Bleibt die Nord-Stream-Pipeline unvollendet? Angela Merkel und US-Präsident Joe Biden wollen bald über die Gasleitung in der Ostsee verhandeln. Die Skepsis über die Notwendigkeit von Nord Stream 2 existiert bereits seit Vertragsunterzeichnung.
Es wirkte wie ein letztes, giftiges Goodbye, das die Trump-Administration am Tag der Amtseinführung des neuen US-Präsidenten Joe Biden an die deutsche Regierung sandte. Auf den letzten Metern informierte die US-Regierung Berlin über Sanktionen, die das russische Verlegeschiff „Fortuna" und ihre Eigentümerfirma betreffen – ohne vorher darüber zu verhandeln. Daraufhin sprang eine norwegische Firma vom Projekt Nord Stream 2 ab. Sie sollte die geplante Pipeline zwischen dem russischen Ust-Luga und Lubmin in Mecklenburg-Vorpommern zertifizieren, damit sie überhaupt in Betrieb gehen kann. Zuvor hatte sich bereits eine Schweizer Verlegefirma, dann der deutsche Bauriese Bilfinger aus dem Projekt zurückgezogen, kürzlich auch die Schweizer Zürich Versicherung. Dann die Verhaftung des erst kürzlich in Deutschland wegen eines Giftanschlages behandelten Kreml-Kritikers Alexander Nawalny, Proteste und Verhaftungen von Demonstranten: Der Druck auf die Bundesregierung stieg, auch bei Nord Stream 2 Konsequenzen aus dem Verhalten von Regierungschef Wladimir Putin zu ziehen.

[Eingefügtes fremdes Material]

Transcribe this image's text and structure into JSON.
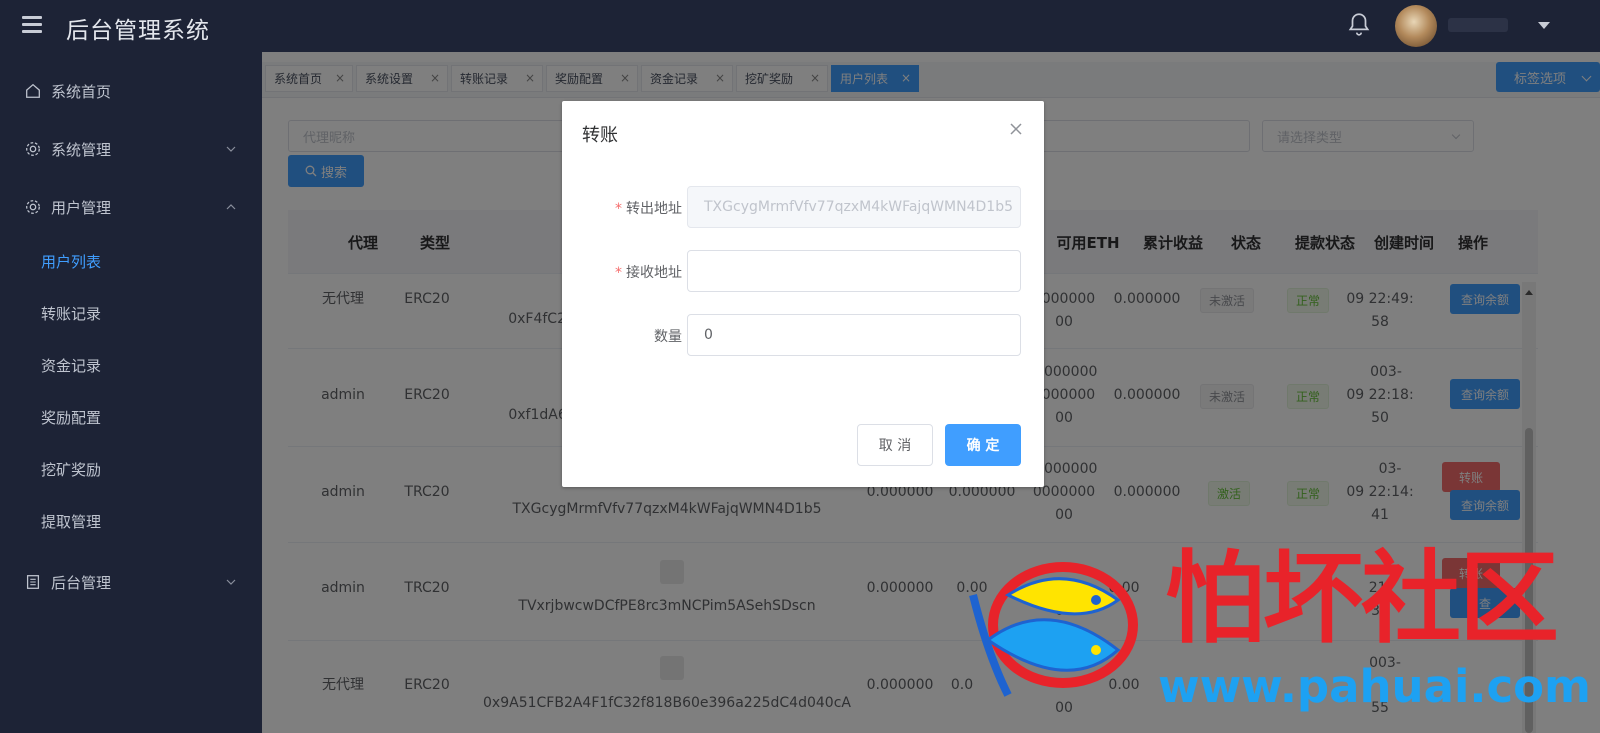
{
  "header": {
    "title": "后台管理系统"
  },
  "sidebar": {
    "items": [
      {
        "label": "系统首页"
      },
      {
        "label": "系统管理"
      },
      {
        "label": "用户管理"
      },
      {
        "label": "后台管理"
      }
    ],
    "sub_items": [
      {
        "label": "用户列表"
      },
      {
        "label": "转账记录"
      },
      {
        "label": "资金记录"
      },
      {
        "label": "奖励配置"
      },
      {
        "label": "挖矿奖励"
      },
      {
        "label": "提取管理"
      }
    ]
  },
  "tabs": [
    {
      "label": "系统首页"
    },
    {
      "label": "系统设置"
    },
    {
      "label": "转账记录"
    },
    {
      "label": "奖励配置"
    },
    {
      "label": "资金记录"
    },
    {
      "label": "挖矿奖励"
    },
    {
      "label": "用户列表"
    }
  ],
  "tab_close": "×",
  "tag_options_label": "标签选项",
  "filters": {
    "agent_placeholder": "代理昵称",
    "type_placeholder": "请选择类型",
    "search_label": "搜索"
  },
  "table": {
    "headers": [
      "代理",
      "类型",
      "可用ETH",
      "累计收益",
      "状态",
      "提款状态",
      "创建时间",
      "操作"
    ],
    "rows": [
      {
        "agent": "无代理",
        "type": "ERC20",
        "address": "0xF4fC2C",
        "eth_a": "",
        "eth_b": "",
        "eth": [
          "0000000",
          "00"
        ],
        "income": "0.000000",
        "status": "未激活",
        "withdraw": "正常",
        "time": [
          "09 22:49:",
          "58"
        ],
        "ops": [
          "查询余额"
        ]
      },
      {
        "agent": "admin",
        "type": "ERC20",
        "address": "0xf1dA64",
        "eth_a": "",
        "eth_b": "",
        "eth": [
          "0.000000",
          "0000000",
          "00"
        ],
        "income": "0.000000",
        "status": "未激活",
        "withdraw": "正常",
        "time": [
          "003-",
          "09 22:18:",
          "50"
        ],
        "ops": [
          "查询余额"
        ]
      },
      {
        "agent": "admin",
        "type": "TRC20",
        "address": "TXGcygMrmfVfv77qzxM4kWFajqWMN4D1b5",
        "eth_a": "0.000000",
        "eth_b": "0.000000",
        "eth": [
          "0.000000",
          "0000000",
          "00"
        ],
        "income": "0.000000",
        "status": "激活",
        "withdraw": "正常",
        "time": [
          "03-",
          "09 22:14:",
          "41"
        ],
        "ops": [
          "转账",
          "查询余额"
        ]
      },
      {
        "agent": "admin",
        "type": "TRC20",
        "address": "TVxrjbwcwDCfPE8rc3mNCPim5ASehSDscn",
        "eth_a": "0.000000",
        "eth_b": "0.00",
        "eth": [
          "",
          "00"
        ],
        "income": "0.00",
        "status": "",
        "withdraw": "",
        "time": [
          "21:",
          "36"
        ],
        "ops": [
          "转账",
          "查"
        ]
      },
      {
        "agent": "无代理",
        "type": "ERC20",
        "address": "0x9A51CFB2A4F1fC32f818B60e396a225dC4d040cA",
        "eth_a": "0.000000",
        "eth_b": "0.0",
        "eth": [
          "",
          "00"
        ],
        "income": "0.00",
        "status": "",
        "withdraw": "",
        "time": [
          "003-",
          "55"
        ],
        "ops": []
      }
    ]
  },
  "dialog": {
    "title": "转账",
    "from_label": "转出地址",
    "from_value": "TXGcygMrmfVfv77qzxM4kWFajqWMN4D1b5",
    "to_label": "接收地址",
    "to_value": "",
    "amount_label": "数量",
    "amount_value": "0",
    "required_mark": "*",
    "cancel_label": "取 消",
    "confirm_label": "确 定"
  },
  "watermark": {
    "text": "怕坏社区",
    "url": "www.pahuai.com"
  },
  "colors": {
    "primary": "#409eff",
    "sidebar": "#1d2336",
    "danger": "#f56c6c",
    "success": "#67c23a"
  }
}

Abhängigkeit von Erdgas-Importen
Mit der neuen US-Regierung wird der Ton in Sachen „Nord Stream 2" nun nicht weniger bestimmt, sondern nur höflicher. Antony Blinken, neuer Außenminister der USA, hat bereits bei seiner Anhörung vor dem US-Senat deutlich gemacht, dass die Pipeline eine „schlechte Idee" sei. Präsident Joe Biden bezeichnete sie als „schlechten Deal für Europa", will aber mit Deutschland weiter darüber sprechen. Nach Jahren unter dem öffentlichen Radar rückten die beiden Pipelines wieder ins Rampenlicht.
Trotz der US-Sanktionen arbeitet die „Fortuna" erst einmal weiter. Nur noch etwa 70 Kilometer trennen die Pipeline vom deutschen Festland. Der Konflikt aber lässt den Bau auf den letzten Kilometern stocken – und ist nicht neu. Jahrelang hatte Berlin versucht, den Bau der beiden Pipelines als rein wirtschaftliches Projekt zu verkaufen. Deutschland und Europa brauchen Gas, hieß es, denn der Brennstoff ist der zweitwichtigste nach Erdöl für die Union. Deutschland verbrauchte 2019 nach Angaben des Bundesverbandes Erdgas umgerechnet etwa 89 Milliarden Kubikmeter Erdgas, Nord Stream 1 und 2 würden nach Fertigstellung Gas im Umfang von insgesamt 110 Milliarden Kubikmeter jährlich heranschaffen – wohlgemerkt für ganz Europa, denn die Pipeline wird mit weiteren Trassen quer durch die EU verbunden sein. Wenn sie fertiggestellt wird.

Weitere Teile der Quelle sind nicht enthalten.